I’m interested in creating a new special token that spacy can use during NER. In particular, I’d like to train spacy to recognize the occupation (entity) of a particular person in the text. For example, given the sentence “Joe the teacher and John the engineer walked down the street”, if I cared about Joe, I’d want the model to mark “teacher” as the occupation entity.
To do so, I was thinking of marking the person of interest with a special token, e.g. transforming the sentence to “KEY_PERSON the teacher and John the engineer walked down the street.” The model could then learn to find the occupation of just this particular special token.
My question is, what’s the best way to do this or the best token to use? I’m guessing that using KEY_PERSON will trigger the prefix / suffix / shape word embeddings but not the original word’s embedding since it won’t be in the vocab. Is there a better token to use, or a way to allow spacy to learn the embedding for this special token?
(If it matters, I’m planning to start the NER task with a blank language model).
The textcat model extracts four or five lexical attributes per token, depending on whether youre using pre-trained vectors. Tokens fetch their lexical attributes via a pointer to a lexical type. All tokens of the same type point to the same underlying lexical data – so you can set the lexical attributes there.
this interpretation of tokens also pertains to the NER model? (you mentioned texcat model in your reply)
If I set the norm of a token to “hello”, the norm embedding of that token used in the model will also be that of “hello”?
When you mention it could just learn the new word - would spacy retrain norm embeddings? Either for a new norm or for an existing one. I’m assuming that a new norm has embeddings to be all 0., so it would be indistinguishable from any other out-of-vocab norm (though I can’t easily check for a blank model).
If I understand the question, yes. The flow goes like doc.to_array([NORM, PREFIX, SUFFIX, SHAPE]). Then we have a set of embedding tables that each grab a column from the table. If you set two terms to have identical norm, they’ll have the same values in the feature array, and then get assigned the same norm vector. Of course if the other features are different (prefix, suffix, shape) the words will get somewhat different vectors in the end.

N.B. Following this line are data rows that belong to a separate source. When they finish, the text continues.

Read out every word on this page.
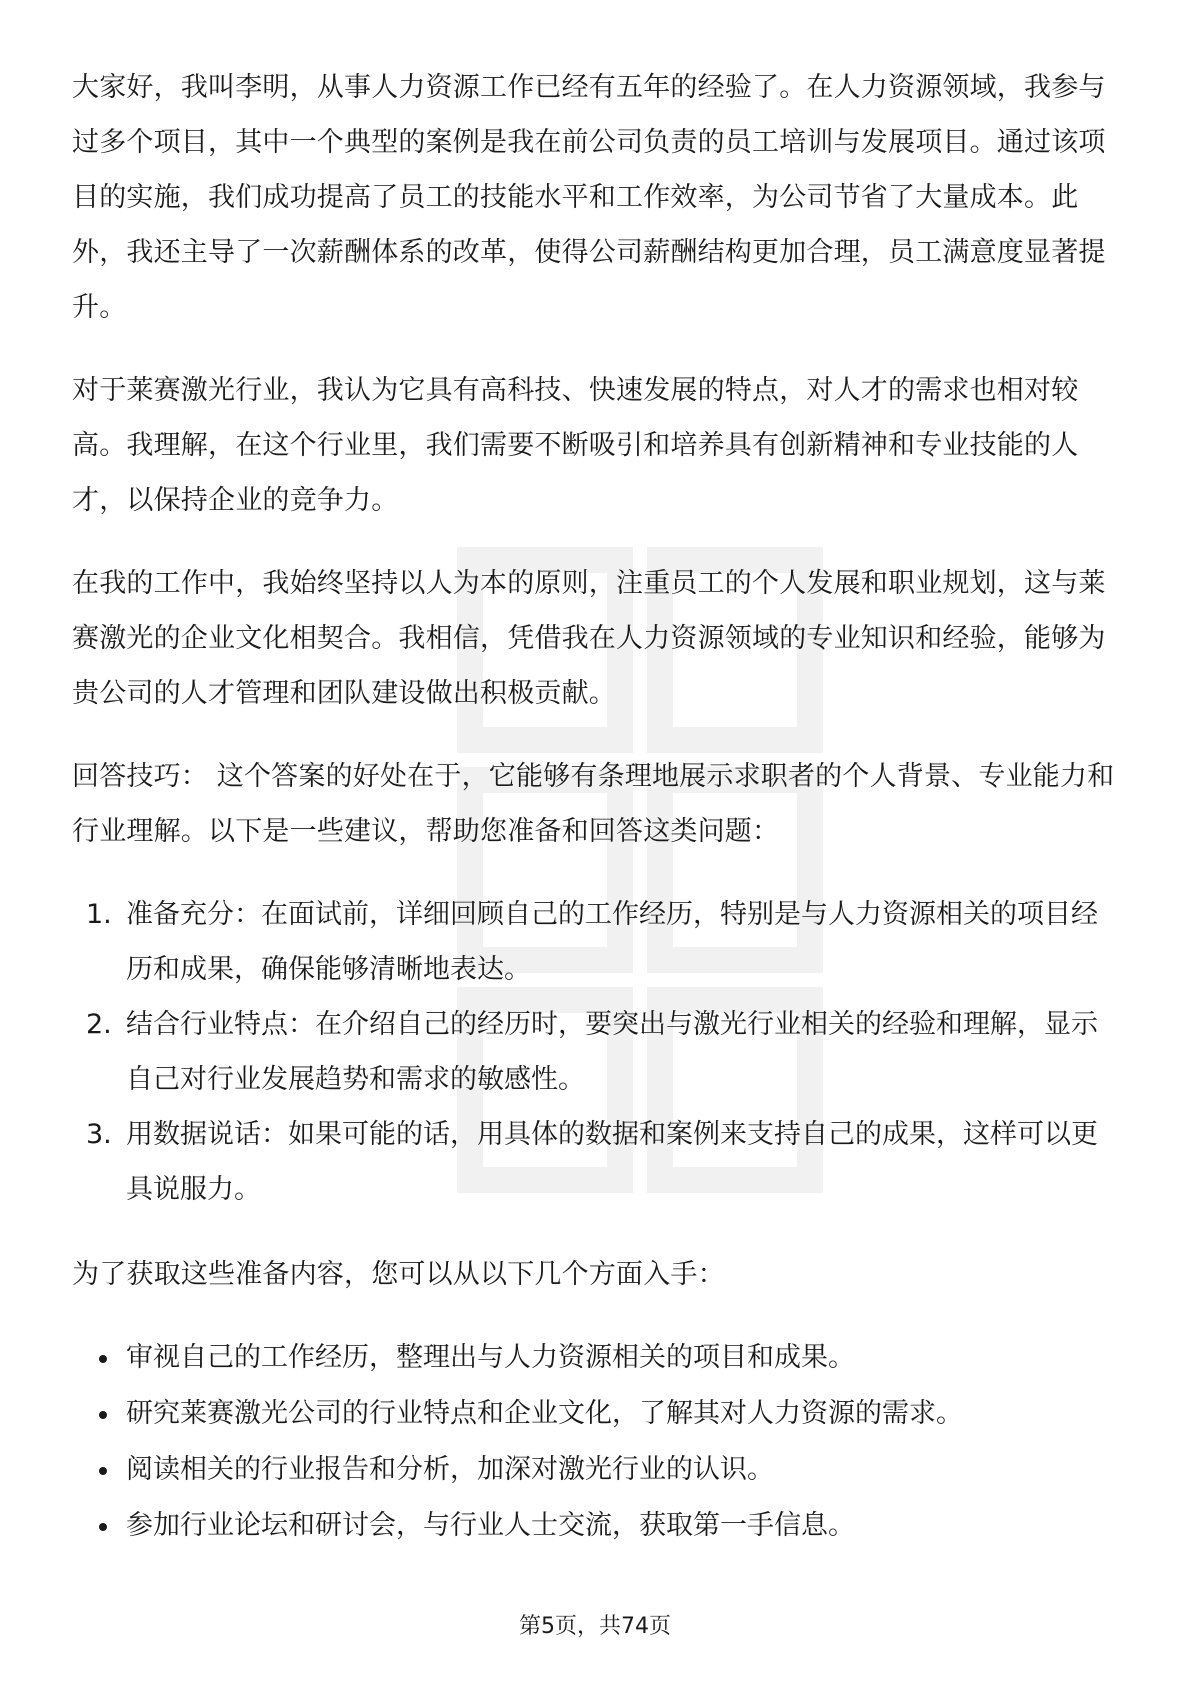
大家好，我叫李明，从事人力资源工作已经有五年的经验了。在人力资源领域，我参与过多个项目，其中一个典型的案例是我在前公司负责的员工培训与发展项目。通过该项目的实施，我们成功提高了员工的技能水平和工作效率，为公司节省了大量成本。此外，我还主导了一次薪酬体系的改革，使得公司薪酬结构更加合理，员工满意度显著提升。

对于莱赛激光行业，我认为它具有高科技、快速发展的特点，对人才的需求也相对较高。我理解，在这个行业里，我们需要不断吸引和培养具有创新精神和专业技能的人才，以保持企业的竞争力。

在我的工作中，我始终坚持以人为本的原则，注重员工的个人发展和职业规划，这与莱赛激光的企业文化相契合。我相信，凭借我在人力资源领域的专业知识和经验，能够为贵公司的人才管理和团队建设做出积极贡献。

回答技巧： 这个答案的好处在于，它能够有条理地展示求职者的个人背景、专业能力和行业理解。以下是一些建议，帮助您准备和回答这类问题：

1. 准备充分：在面试前，详细回顾自己的工作经历，特别是与人力资源相关的项目经历和成果，确保能够清晰地表达。
2. 结合行业特点：在介绍自己的经历时，要突出与激光行业相关的经验和理解，显示自己对行业发展趋势和需求的敏感性。
3. 用数据说话：如果可能的话，用具体的数据和案例来支持自己的成果，这样可以更具说服力。

为了获取这些准备内容，您可以从以下几个方面入手：

审视自己的工作经历，整理出与人力资源相关的项目和成果。
研究莱赛激光公司的行业特点和企业文化，了解其对人力资源的需求。
阅读相关的行业报告和分析，加深对激光行业的认识。
参加行业论坛和研讨会，与行业人士交流，获取第一手信息。
第5页，共74页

This bit is rather tricky: we don’t have OOV terms, because we’re using “hash embeddings”. Let’s say we have an embedding table of 7000 rows for the norms. Normally you would give 6999 rows to the vocabulary, and 1 row would be shared by all OOV words. We don’t do this.
Instead we rehash the feature 4 times, and mod each into the table. Then we sum the pieces:
This means that we’ll always assign a non-zero vector for a word the first time we see it, and in fact the vector we assign is likely to be distinct from any other unseen word. As you make updates, the model learns to refine the representation for that word, just as it would refine the representation of an “in vocabulary” word in a normal embedding table.
So we don’t have OOV words: we can learn an unbounded number of vocabulary items, by letting words share parts of their representations. In theory it should be hard to train this; in practice it’s really not — think of all the other ways we can break our models and still have them learn things. To paraphrase Jurassic Park: the model uh, finds a way.